5.B Noise reduction and BER improvement
Another way to evaluate the performance of the device is to consider a data signal mixed with random noise. This type of numerical analysis has been done for SPM-based regenerators that use fiber as the nonlinear medium [7,27]. In our model, random noise is generated with a flat amplitude spectrum and a random phase. The noise is added to the RZ data signal with perfect extinction ratio and is passed through a bandpass filter. It has been shown that the frequency response of this input filter can affect the regeneration performance significantly . We use a fifth-order super-Gaussian response with 2-nm bandwidth, which provides the maximum improvement of the quality factor. The optical signal-to-noise ratio (OSNR) is defined as the average power of the signal divided by the power in 0.1 nm bandwidth of the noise. Figure 4(b) shows plots of the eye diagram for the input and output data signal with OSNR = 14 dB. It has been shown previously  that the SPM-based regenerator cannot completely eliminate the random noise due to the phase-amplitude coupling in the nonlinear process. We estimate the Q-factor with and without regeneration, and the values are shown in Fig. 4(c) indicating a 3-dB improvement in the Q-factor. The estimation of the Q-factor is done by calculating the standard deviation of the peak power of the logical 1’s. The effect of noise is much more significant on the logical 1’s than on the 0’s. Therefore, if the peak power associated with the logical 1’s has a mean value of μ 1 and standard deviation of σ 1, we can estimate the Q-factor to be Q≈μ 1/σ 1.

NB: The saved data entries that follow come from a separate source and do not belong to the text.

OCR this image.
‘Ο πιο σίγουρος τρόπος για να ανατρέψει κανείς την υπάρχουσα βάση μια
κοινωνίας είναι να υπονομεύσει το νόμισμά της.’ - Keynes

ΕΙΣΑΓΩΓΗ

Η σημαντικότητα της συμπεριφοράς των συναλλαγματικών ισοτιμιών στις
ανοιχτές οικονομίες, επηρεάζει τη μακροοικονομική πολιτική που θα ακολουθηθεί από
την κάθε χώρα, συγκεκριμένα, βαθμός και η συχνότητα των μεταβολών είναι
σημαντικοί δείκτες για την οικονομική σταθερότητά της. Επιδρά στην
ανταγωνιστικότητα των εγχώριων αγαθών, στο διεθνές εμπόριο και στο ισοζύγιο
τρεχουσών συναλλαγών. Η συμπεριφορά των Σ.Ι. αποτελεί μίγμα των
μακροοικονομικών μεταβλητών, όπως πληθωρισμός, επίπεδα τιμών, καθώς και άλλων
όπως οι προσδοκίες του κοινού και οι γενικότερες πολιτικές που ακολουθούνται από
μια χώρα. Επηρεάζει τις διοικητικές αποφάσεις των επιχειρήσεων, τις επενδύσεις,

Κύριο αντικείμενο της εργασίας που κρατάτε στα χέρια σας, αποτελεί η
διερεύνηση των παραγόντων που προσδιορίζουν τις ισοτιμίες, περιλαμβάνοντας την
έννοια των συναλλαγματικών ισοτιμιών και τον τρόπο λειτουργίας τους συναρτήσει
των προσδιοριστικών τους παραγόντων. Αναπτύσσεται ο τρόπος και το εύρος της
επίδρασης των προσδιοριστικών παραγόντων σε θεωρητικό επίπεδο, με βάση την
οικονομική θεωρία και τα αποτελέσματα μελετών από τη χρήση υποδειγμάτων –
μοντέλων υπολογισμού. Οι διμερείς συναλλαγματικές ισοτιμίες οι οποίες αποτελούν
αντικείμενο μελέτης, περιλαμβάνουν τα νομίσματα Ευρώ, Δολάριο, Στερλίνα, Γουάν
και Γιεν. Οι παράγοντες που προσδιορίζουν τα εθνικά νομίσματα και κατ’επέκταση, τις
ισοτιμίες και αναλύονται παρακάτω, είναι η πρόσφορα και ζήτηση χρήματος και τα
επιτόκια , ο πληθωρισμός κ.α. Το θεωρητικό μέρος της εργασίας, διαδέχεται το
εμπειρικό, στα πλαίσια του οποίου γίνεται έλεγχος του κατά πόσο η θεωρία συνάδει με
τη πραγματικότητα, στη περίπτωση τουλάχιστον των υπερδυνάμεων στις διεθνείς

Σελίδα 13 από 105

We have demonstrated an integrated, silicon-based optical regenerator based on spectral broadening in a nanowaveguide followed by a ring resonator. The nonlinear power transfer function of the device is measured, and the operating peak power is found to be less than 6 W. Autocorrelation measurements of the input and output pulses show that the output pulse width is mainly determined by the ring resonator bandwidth. Improvement in the power transfer function is expected by fabricating output filters with a higher extinction ratio. Free-carrier effects contribute to the nonlinear spectral broadening in the waveguide through the modulation of refractive index, and this effect is expected to cause data pattern dependence if the free-carrier lifetime is longer than the bit period. We numerically analyzed the performance of the regenerator device for 10-Gb/s RZ signal assuming a free-carrier lifetime equal to 30 ps, which has been achieved in silicon nanowaveguide devices. Reduction of amplitude jitter, ghost pulses and random noise was shown by the numerical simulations and we expect that higher data rates can be achieved by using devices with even shorter carrier lifetimes.
We acknowledge financial support from the DARPA DSO Slow-Light Program and the Center for Nanoscale Systems, supported by the NSF and the New York State Office of Science, Technology & Academic Research. M.A.F. acknowledges support via the IBM Graduate Fellowship Program.